WATTS (MIRAMAR) PENINSULA – IT’S WELLINGTON’S


Published in the Dominion Post 4 April 2019


Press reports around eight years ago announced that a swathe of Defence and Corrections land on Watts Peninsula were surplus to Government requirements.  Speculation focussed on it being handed to the Wellington City Council to own or to manage, probably as a reserve. At one point there was a memorandum of understanding signed. Good news.

Then there was a silence until December 2016 when it was announced the Government was assigning the land to LINZ to dispose. Not so good. Recent news suggests that some of it be sold for housing.

The land is a truly prominent feature of Wellington and its possible uses and impacts are huge. It is far too important to be disposed of piecemeal.

The first requirement is surely to keep it intact under one owner with Wellington’s best interests at heart, at least until there is a wide consensus on its utilisation. The original plan of assigning it to the WCC is optimal. Foremost, overall and long-term ownership and governance needs to be clear.

Then a comprehensive plan for its development follows. Parts may be kept as natural reserve, where ecological values warrant this. Parts with heritage value need to be preserved as such. Parts may indeed be available for housing, and other parts for recreation.

The plan should incorporate related activities, such as the Miramar predator-free project and, if there is a common boundary and with notions of a gondola, the development of Shelly Bay. Trade-offs may be needed but when implementation commences, we would know it is right for Wellington.

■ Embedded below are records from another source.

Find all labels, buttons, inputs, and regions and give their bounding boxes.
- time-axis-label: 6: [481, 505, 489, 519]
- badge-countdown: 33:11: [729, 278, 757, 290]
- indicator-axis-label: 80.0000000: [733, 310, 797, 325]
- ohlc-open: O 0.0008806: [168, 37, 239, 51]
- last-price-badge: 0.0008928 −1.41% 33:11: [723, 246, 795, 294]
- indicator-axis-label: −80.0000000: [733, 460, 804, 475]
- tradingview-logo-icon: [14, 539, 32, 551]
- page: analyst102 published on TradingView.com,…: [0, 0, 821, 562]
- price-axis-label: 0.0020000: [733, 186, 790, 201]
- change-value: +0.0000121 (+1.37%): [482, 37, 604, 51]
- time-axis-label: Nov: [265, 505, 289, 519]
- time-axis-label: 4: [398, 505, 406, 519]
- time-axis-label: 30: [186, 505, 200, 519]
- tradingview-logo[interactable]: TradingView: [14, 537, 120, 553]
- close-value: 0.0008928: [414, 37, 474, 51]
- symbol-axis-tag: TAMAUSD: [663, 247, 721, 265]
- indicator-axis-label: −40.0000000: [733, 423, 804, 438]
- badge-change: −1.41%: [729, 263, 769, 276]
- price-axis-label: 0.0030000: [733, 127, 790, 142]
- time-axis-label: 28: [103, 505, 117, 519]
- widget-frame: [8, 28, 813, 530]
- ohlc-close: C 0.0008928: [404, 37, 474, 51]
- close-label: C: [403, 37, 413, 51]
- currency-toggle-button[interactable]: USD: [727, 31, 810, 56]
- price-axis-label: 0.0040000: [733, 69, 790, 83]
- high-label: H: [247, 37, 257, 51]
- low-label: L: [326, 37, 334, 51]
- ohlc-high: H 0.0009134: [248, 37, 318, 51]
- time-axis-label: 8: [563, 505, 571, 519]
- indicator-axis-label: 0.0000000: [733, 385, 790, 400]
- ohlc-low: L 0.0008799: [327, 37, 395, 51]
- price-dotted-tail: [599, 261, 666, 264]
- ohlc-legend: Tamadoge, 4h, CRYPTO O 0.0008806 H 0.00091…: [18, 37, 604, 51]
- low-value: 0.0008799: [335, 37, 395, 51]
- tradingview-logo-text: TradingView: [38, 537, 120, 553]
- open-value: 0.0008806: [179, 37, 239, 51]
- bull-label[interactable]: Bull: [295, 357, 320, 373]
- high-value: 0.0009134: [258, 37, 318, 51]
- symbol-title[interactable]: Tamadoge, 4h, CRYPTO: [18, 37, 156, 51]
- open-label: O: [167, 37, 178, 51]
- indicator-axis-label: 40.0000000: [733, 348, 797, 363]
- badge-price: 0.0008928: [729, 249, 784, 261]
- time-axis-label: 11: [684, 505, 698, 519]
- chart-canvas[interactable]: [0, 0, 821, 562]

As for the scope of usages, let’s extend this. Somewhere on this vast space there is room for a sculpture park. The merits are numerous. Foremost, a sculpture park is not exclusive, but suits a multipurpose parkland. Widely spaced sculptures permit plantings, walking and cycling tracks, picnics, frisbee throwing and all sorts of shared space activities, and add intriguing backdrops for these.  

Further, such parks are strong tourist attractions. The Economist journal writes that sculpture parks are the “hot new British summer destination…combining culture with fresh air.” But all over the developed world, sculpture parks are recording rapidly expanding visitor numbers. The Yorkshire Sculpture Park, which promotes itself as Art Without Walls, attracts over 500,000 visitors a year. Plenty of Wellingtonians visit Auckland to see the stunning sculpture parks there. Part of a Wellington park could be kept for an annual temporary sculpture event, to rival Auckland’s Sculpture on the Gulf.

Additionally, sculpture parks in cities are symbolic of their ambition for cultural leadership - think Chicago’s Millennium Park, with its silver bean sculpture (Anish Kapoor’s Cloud Gate) and other pieces. Wellington is already strong in outdoor sculpture, and it is a strength worth building on, to expand Wellington’s cultural capital aspirations.

There are many models to choose from. Commissioning top sculptors would provide a high profile but also incur a high cost. A successful sculpture park near Auckland has the artists provide the sculptures and each is for sale.

Whichever approach is adopted, funding should not be a road block. Earlier WCC plans allocated to Watts Peninsula $2.5 million from a Bequest, and a sculpture park would fit with that. The Wellington Sculpture Trust, with its record of commissioning and fund-raising, would surely engage. 

Related is land art, where an unused piece of land, often a discontinued quarry, is landscaped to produce a large-scale art work. Many of these are stunningly attractive, incorporating terracing, moulded land shapes, water and other features. Watts Peninsula permits Wellington to take a creative lead with a major work of land art.

Can the powers that be please give Watts Peninsula and public art there an enhanced priority. Could Wellington’s MPs do more to help the Council get a sensible resolution from central government.



Neil Plimmer MNZM has an Absolutely Positive Wellingtonian award and is former Chair of the Wellington Sculpture Trust.